Он приехал с четким поручением написать серию «Трансатлантических очерков» для американского журнала «Нейшн», и первый материал был собран во время английского тура, который простирался от Честера до Северного Девона. Все еще с сестрой и тетей он три месяца странствовал по Швейцарии, Северной Италии и Баварии, обосновавшись на осень в Париже, теперь уже один. Именно здесь он начал свою близость с Дж. Р. Лоуэллом во время дневных прогулок с ним между утренней работой и вечерами в «Комеди Франсез». Он заявляет, что больше никого в Париже не видел — его ум был твердо настроен на Италию. В Рим он отправился на первые шесть месяцев 1873 года, где был уже достаточно дома среди древних одиночеств, чтобы иметь время и мысли для социальной новизны. Тридцать лет спустя, в своей биографии Уильяма Уэтмора Стори, он возродил американский мир того, что было еще едва модернизированным Римом, мир, в который он был погружен знакомством со скульптором и его кругом. С тех пор он собирал не столько материал для путевых очерков, сколько материал для большей части своей самой известной прозы. Американец в Европе должен был стать его собственной темой, и он начал делать ее таковой. Летние месяцы прошли в основном в Хомбурге, который также оставит свой след в нескольких его рассказах. Старший брат присоединился к нему, когда он вернулся в Рим, но Уильям заразился малярией, и в начале 1874 года они переехали во Флоренцию.

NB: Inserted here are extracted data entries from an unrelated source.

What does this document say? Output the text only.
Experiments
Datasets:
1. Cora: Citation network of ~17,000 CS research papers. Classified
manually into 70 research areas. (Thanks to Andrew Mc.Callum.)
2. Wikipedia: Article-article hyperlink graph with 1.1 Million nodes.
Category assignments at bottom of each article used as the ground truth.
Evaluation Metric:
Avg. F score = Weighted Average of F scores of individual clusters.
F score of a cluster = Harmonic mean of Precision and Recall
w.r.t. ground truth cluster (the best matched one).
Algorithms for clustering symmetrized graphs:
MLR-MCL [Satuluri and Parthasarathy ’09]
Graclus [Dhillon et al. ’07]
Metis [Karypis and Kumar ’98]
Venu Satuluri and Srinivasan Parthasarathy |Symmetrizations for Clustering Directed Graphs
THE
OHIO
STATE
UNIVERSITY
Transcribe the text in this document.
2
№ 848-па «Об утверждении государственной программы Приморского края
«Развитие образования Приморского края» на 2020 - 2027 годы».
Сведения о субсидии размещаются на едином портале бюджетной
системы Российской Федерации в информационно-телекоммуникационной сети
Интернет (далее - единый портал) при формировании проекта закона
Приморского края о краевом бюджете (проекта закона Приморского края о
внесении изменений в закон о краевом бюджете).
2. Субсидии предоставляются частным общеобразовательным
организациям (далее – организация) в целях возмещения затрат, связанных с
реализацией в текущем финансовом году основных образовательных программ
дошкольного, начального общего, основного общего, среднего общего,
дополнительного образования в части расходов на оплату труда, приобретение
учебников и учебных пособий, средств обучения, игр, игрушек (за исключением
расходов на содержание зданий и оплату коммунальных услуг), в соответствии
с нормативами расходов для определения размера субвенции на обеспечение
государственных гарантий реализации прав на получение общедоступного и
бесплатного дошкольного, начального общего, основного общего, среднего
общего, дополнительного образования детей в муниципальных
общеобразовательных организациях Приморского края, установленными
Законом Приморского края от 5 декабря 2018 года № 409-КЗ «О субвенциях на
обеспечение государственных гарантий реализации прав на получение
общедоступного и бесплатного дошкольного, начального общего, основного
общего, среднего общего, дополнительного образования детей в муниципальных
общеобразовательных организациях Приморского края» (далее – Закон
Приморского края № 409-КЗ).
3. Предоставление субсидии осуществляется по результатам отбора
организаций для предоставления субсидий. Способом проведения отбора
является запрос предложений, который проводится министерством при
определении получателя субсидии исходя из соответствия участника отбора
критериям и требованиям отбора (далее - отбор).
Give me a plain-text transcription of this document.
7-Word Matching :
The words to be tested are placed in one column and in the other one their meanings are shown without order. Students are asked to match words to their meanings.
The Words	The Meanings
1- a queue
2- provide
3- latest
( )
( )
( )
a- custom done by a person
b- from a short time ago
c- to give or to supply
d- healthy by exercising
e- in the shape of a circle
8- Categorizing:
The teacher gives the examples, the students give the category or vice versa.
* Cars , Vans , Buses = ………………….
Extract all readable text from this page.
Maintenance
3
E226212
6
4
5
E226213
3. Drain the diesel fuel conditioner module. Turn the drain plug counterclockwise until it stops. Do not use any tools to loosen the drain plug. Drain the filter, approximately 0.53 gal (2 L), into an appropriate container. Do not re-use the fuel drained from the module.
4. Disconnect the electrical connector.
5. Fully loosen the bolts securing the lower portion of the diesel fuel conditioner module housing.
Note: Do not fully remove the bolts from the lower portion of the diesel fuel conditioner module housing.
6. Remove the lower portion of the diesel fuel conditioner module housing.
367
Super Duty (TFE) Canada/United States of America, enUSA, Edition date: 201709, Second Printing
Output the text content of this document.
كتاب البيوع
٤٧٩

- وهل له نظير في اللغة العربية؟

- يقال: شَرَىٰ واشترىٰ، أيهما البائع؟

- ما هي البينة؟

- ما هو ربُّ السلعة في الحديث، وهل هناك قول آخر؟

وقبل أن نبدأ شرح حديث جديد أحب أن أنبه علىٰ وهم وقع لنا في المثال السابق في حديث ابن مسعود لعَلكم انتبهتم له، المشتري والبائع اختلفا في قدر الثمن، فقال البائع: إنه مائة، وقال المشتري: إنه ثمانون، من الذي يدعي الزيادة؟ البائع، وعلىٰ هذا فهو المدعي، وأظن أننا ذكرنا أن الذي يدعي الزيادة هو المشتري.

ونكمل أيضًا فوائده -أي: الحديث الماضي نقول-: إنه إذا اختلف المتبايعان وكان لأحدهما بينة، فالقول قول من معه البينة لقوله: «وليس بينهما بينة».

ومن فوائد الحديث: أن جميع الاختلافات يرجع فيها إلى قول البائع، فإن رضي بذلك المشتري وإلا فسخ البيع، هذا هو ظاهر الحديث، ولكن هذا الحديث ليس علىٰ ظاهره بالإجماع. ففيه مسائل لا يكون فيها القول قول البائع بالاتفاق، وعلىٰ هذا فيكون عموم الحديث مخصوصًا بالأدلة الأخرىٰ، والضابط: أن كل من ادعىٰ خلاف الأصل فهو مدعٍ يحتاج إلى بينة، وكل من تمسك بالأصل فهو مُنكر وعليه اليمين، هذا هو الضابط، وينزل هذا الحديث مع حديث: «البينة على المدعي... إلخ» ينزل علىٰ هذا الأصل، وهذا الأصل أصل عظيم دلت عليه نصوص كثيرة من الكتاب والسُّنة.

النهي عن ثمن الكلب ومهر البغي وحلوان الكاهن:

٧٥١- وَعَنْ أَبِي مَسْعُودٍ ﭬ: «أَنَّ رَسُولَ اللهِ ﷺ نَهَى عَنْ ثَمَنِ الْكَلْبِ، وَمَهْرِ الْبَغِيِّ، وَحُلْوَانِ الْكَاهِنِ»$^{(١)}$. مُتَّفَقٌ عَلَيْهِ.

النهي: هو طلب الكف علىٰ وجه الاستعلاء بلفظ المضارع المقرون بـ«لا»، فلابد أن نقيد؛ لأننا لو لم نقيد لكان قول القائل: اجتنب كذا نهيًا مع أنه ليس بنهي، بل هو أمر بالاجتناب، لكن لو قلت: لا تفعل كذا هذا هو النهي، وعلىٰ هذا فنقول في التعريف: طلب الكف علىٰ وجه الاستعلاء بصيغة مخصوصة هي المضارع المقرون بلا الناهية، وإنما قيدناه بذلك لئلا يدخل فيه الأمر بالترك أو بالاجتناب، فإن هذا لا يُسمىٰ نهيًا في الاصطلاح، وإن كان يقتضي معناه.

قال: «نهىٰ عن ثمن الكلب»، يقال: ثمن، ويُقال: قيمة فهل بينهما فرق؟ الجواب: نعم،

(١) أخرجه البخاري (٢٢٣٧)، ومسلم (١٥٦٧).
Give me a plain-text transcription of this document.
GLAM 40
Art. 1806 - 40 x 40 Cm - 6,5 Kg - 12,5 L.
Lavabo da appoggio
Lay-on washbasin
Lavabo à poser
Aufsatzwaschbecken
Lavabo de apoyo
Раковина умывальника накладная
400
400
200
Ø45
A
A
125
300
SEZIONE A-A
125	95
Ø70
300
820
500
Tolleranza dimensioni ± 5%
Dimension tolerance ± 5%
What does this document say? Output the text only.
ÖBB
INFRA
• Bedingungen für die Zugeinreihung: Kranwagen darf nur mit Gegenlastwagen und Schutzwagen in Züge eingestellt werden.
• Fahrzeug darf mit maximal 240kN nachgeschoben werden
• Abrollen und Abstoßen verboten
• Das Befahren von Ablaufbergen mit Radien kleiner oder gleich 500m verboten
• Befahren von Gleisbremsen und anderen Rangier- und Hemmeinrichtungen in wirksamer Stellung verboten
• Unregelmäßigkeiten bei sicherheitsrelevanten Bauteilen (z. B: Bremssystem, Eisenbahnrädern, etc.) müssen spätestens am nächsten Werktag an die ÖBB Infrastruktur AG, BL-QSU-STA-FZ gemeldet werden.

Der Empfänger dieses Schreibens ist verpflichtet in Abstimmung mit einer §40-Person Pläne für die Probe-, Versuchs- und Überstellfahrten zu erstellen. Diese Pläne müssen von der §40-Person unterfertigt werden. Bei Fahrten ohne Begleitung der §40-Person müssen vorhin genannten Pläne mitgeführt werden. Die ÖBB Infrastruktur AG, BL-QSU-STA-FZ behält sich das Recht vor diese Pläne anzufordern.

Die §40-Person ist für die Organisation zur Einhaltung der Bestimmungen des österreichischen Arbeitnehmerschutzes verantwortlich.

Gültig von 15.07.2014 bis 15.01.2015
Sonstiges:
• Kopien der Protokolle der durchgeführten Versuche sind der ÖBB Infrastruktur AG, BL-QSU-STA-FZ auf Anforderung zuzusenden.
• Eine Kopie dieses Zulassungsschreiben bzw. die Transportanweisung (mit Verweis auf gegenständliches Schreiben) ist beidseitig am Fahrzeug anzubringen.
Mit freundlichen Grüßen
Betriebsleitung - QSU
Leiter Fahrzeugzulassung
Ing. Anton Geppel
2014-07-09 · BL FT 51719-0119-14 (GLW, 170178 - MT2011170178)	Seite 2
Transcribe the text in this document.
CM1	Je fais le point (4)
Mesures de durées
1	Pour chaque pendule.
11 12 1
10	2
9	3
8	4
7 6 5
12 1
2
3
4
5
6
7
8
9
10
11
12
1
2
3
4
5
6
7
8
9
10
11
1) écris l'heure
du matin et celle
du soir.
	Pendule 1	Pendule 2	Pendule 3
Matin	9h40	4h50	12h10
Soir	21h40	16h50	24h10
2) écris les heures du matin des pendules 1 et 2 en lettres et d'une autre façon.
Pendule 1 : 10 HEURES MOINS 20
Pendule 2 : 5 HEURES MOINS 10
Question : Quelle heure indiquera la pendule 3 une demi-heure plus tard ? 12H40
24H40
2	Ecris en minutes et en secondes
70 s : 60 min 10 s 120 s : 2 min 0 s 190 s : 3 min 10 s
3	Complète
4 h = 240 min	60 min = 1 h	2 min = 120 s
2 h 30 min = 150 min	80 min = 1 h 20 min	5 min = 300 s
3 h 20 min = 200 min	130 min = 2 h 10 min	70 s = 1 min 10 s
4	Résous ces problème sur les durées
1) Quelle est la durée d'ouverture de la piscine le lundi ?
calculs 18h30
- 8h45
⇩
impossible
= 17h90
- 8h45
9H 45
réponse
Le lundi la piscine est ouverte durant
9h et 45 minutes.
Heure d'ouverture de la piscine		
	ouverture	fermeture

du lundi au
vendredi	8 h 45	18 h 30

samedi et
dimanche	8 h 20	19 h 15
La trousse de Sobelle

Здесь Генри вскоре остался один, в комнатах на площади Санта-Мария-Новелла, на несколько месяцев сосредоточенной и счастливой работы над «Родериком Хадсоном». Роман уже был заказан мистером Хоуэллсом для «Атлантик Мансли», и его создание знаменует собой окончательный конец литературного ученичества Генри Джеймса. Он пришел к этому осторожными шагами; из огромного количества работы позади него, хотя большая ее часть была невелика по ценности, ничего не было потрачено впустую; каждая страница его письма была на прямой линии к совершенным литературным манерам его зрелого мастерства. Но до сих пор он писал экспериментально и по случаю; теперь он был признанным романистом по праву.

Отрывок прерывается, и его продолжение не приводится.